Imagine a future where original-content-producing-AI and AI-produced-content-detecting-AI are playing cat & mouse in a AI arms race as we humans lose all sense of what is real and what is ‘fake’. Indeed, I wish to ask, what IS fake? How do you define something to be ‘real’ and, conversely, a ‘fake’?

Just because a poem is written by an AI does not make it less…erm…’poemy’. A fictional story or novel or even a factual news report or a thesis or a research paper written by an AI, if it passes all parameters set for the genre, is, would, and should be indistinguishable from the same written/produced by a human. Maybe the only skill that might be in demand in the future is to have the originality and talent of writing down the input the AI receives to create original, entertaining, and engaging content. That is until someone writes an AI-powered engine to do that!

But, you’d argue, there will still be a requirement for humans to produce original stuff, right? Like when one is to be assessed for knowledge or skill. In examinations and evaluations. In schools and universities. In job interviews and appraisals.
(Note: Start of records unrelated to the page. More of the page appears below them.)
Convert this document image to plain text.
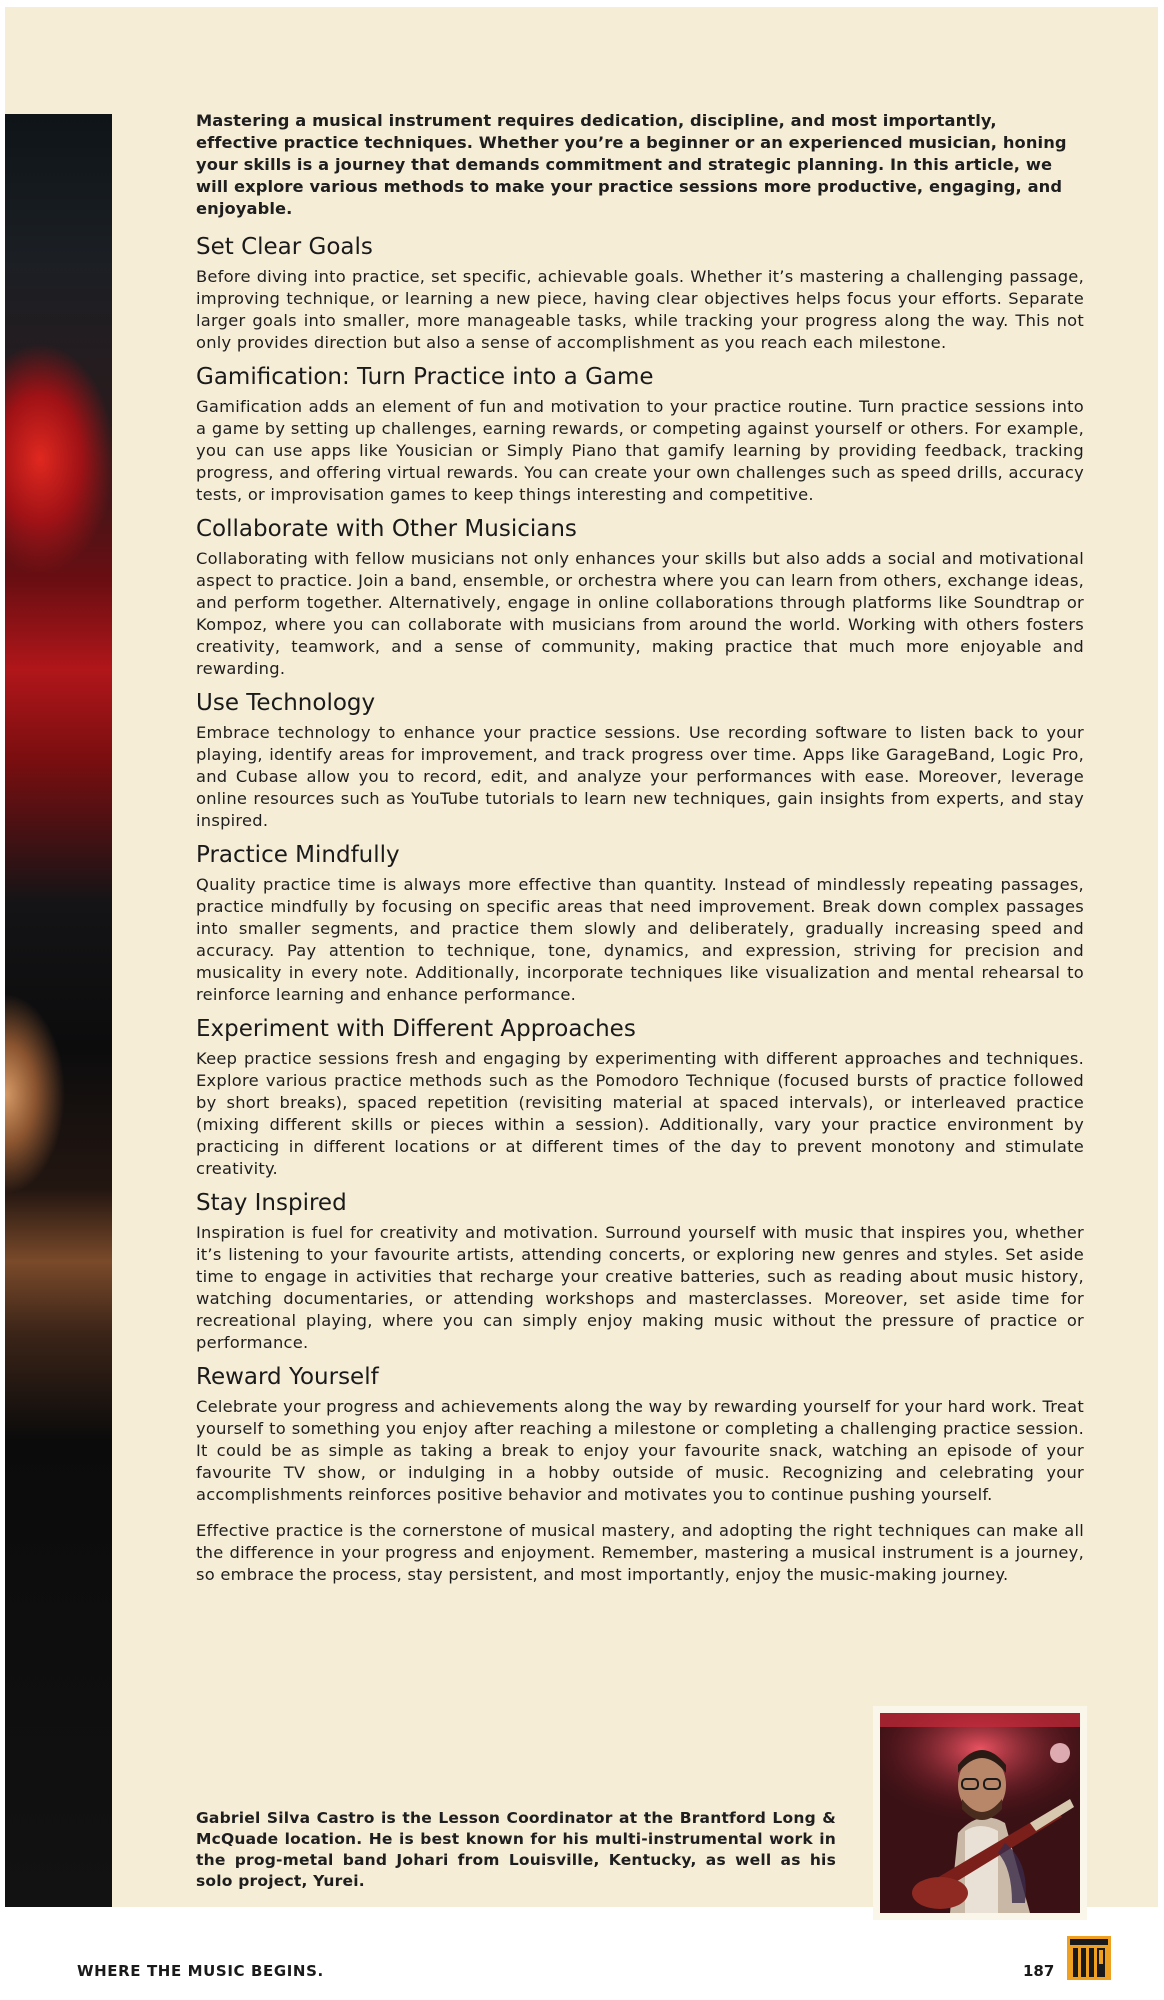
Mastering a musical instrument requires dedication, discipline, and most importantly, effective practice techniques. Whether you’re a beginner or an experienced musician, honing your skills is a journey that demands commitment and strategic planning. In this article, we will explore various methods to make your practice sessions more productive, engaging, and enjoyable.

Set Clear Goals

Before diving into practice, set specific, achievable goals. Whether it’s mastering a challenging passage, improving technique, or learning a new piece, having clear objectives helps focus your efforts. Separate larger goals into smaller, more manageable tasks, while tracking your progress along the way. This not only provides direction but also a sense of accomplishment as you reach each milestone.

Gamification: Turn Practice into a Game

Gamification adds an element of fun and motivation to your practice routine. Turn practice sessions into a game by setting up challenges, earning rewards, or competing against yourself or others. For example, you can use apps like Yousician or Simply Piano that gamify learning by providing feedback, tracking progress, and offering virtual rewards. You can create your own challenges such as speed drills, accuracy tests, or improvisation games to keep things interesting and competitive.

Collaborate with Other Musicians

Collaborating with fellow musicians not only enhances your skills but also adds a social and motivational aspect to practice. Join a band, ensemble, or orchestra where you can learn from others, exchange ideas, and perform together. Alternatively, engage in online collaborations through platforms like Soundtrap or Kompoz, where you can collaborate with musicians from around the world. Working with others fosters creativity, teamwork, and a sense of community, making practice that much more enjoyable and rewarding.

Use Technology

Embrace technology to enhance your practice sessions. Use recording software to listen back to your playing, identify areas for improvement, and track progress over time. Apps like GarageBand, Logic Pro, and Cubase allow you to record, edit, and analyze your performances with ease. Moreover, leverage online resources such as YouTube tutorials to learn new techniques, gain insights from experts, and stay inspired.

Practice Mindfully

Quality practice time is always more effective than quantity. Instead of mindlessly repeating passages, practice mindfully by focusing on specific areas that need improvement. Break down complex passages into smaller segments, and practice them slowly and deliberately, gradually increasing speed and accuracy. Pay attention to technique, tone, dynamics, and expression, striving for precision and musicality in every note. Additionally, incorporate techniques like visualization and mental rehearsal to reinforce learning and enhance performance.

Experiment with Different Approaches

Keep practice sessions fresh and engaging by experimenting with different approaches and techniques. Explore various practice methods such as the Pomodoro Technique (focused bursts of practice followed by short breaks), spaced repetition (revisiting material at spaced intervals), or interleaved practice (mixing different skills or pieces within a session). Additionally, vary your practice environment by practicing in different locations or at different times of the day to prevent monotony and stimulate creativity.

Stay Inspired

Inspiration is fuel for creativity and motivation. Surround yourself with music that inspires you, whether it’s listening to your favourite artists, attending concerts, or exploring new genres and styles. Set aside time to engage in activities that recharge your creative batteries, such as reading about music history, watching documentaries, or attending workshops and masterclasses. Moreover, set aside time for recreational playing, where you can simply enjoy making music without the pressure of practice or performance.

Reward Yourself

Celebrate your progress and achievements along the way by rewarding yourself for your hard work. Treat yourself to something you enjoy after reaching a milestone or completing a challenging practice session. It could be as simple as taking a break to enjoy your favourite snack, watching an episode of your favourite TV show, or indulging in a hobby outside of music. Recognizing and celebrating your accomplishments reinforces positive behavior and motivates you to continue pushing yourself.

Effective practice is the cornerstone of musical mastery, and adopting the right techniques can make all the difference in your progress and enjoyment. Remember, mastering a musical instrument is a journey, so embrace the process, stay persistent, and most importantly, enjoy the music-making journey.

Gabriel Silva Castro is the Lesson Coordinator at the Brantford Long & McQuade location. He is best known for his multi-instrumental work in the prog-metal band Johari from Louisville, Kentucky, as well as his solo project, Yurei.

WHERE THE MUSIC BEGINS.	187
In trying to understand how much that particular human knows.

I think that would pose more and more problems as we go along. Because it would become more and more difficult, and eventually impossible, to separate ‘AI’ from ‘human’. Indeed, once we start building AI into our own lives, and eventually medical science uses it to be incorporated as a prosthetic for our cognitive functions, who is to really say what is ‘human’ and what is ‘not human’? With genetic editing cleaning our systems up of any diseases, present and future, our faulty internal organs replaced by nanomachines powered by nuclear fusion, and our intellect and cognition enhanced by AI, all of which will be part of us and different from the external machines and implements helping our daily lives, at what stage can you clearly draw a line to claim that on this side lies ‘human’ and on that, ‘non-human’?

Also, from a perspective of consumption (and hence, the consumers), what does it matter if the report or the poem or the novel was written by a human or a machine? As long as I get the value for what I paid, I should not care, right? Initially, I can see us being a little queasy over the origin of what we are buying, and perhaps there will be movements that will insist that products and services be labelled for a clear a priori understanding of the buyer whether or not something is non-human-produced (like the silly GMO label movement that is ongoing at present), but this will soon die down as realisation will dawn upon humanity that it would become impossible to draw that line.

You may say all of this is very far away (ChatGPT is not even a month old today). Indeed I did see some of my friends pooh-pooh ChatGPT and mock it derisively, saying that it is nowhere close to real intelligence to compete with human-produced content, and that this will take a long time to get to a place where it may become so. In response, I shall paraphrase a science author whose name escapes me at the moment (help me out with their name if you know it, please), but who said something along the lines of:

In matters of science & technology, if something seems 10 years away, it will probably happen much later than you expect; if something seems 100 years away, much sooner.